O menino de seu pai!!! c)
Ana –Estive com o Carlos e o Joaquim na piscina. Os
outros tinham ido a qualquer lugar. Nada ouvi. Não gostava do pai… O José,
bem… esse era só peneiras. Mas não era mau rapaz. d)
Armando - Eu saí da piscina com a Marília, eram para aí… dez e dez ou dez e
um quarto, não sei bem. Como não posso nadar, por causa de uma deficiência
que tenho desde criança no braço direito, fui para o meu quarto ouvir música,
assim que eles acabaram os campeonatos. O «velho» não me podia ver!
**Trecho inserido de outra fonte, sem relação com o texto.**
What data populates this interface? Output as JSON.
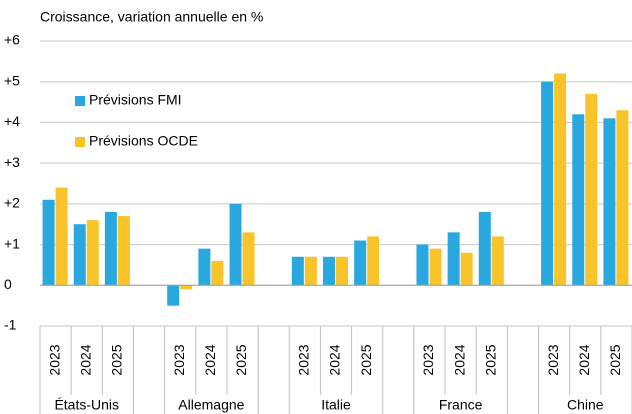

Ele
queria que eu fosse como o José, mas, não via que eu mal podia mexer o braço.
Era incapaz de ver que eu não tinha culpa. O meu irmão era o menino bonito do
«velho». Por isso era peneirento e hipócrita. Não,
não ouvi nada. e)
Marília – Saí com o Armando, da piscina. Fui tomar banho, pois tinha um
encontro marcado para as 11 horas, em Lisboa. Fui para a casa de banho.
Embora a casa de banho fique no mesmo corredor que o escritório, a verdade é
que não ouvi nada. Talvez por causa do barulho do chuveiro. Não, não gostava
do «velho»… era muito severo. Vivia noutra época. O
José, esse não era mau tipo, embora muito orgulhoso. f)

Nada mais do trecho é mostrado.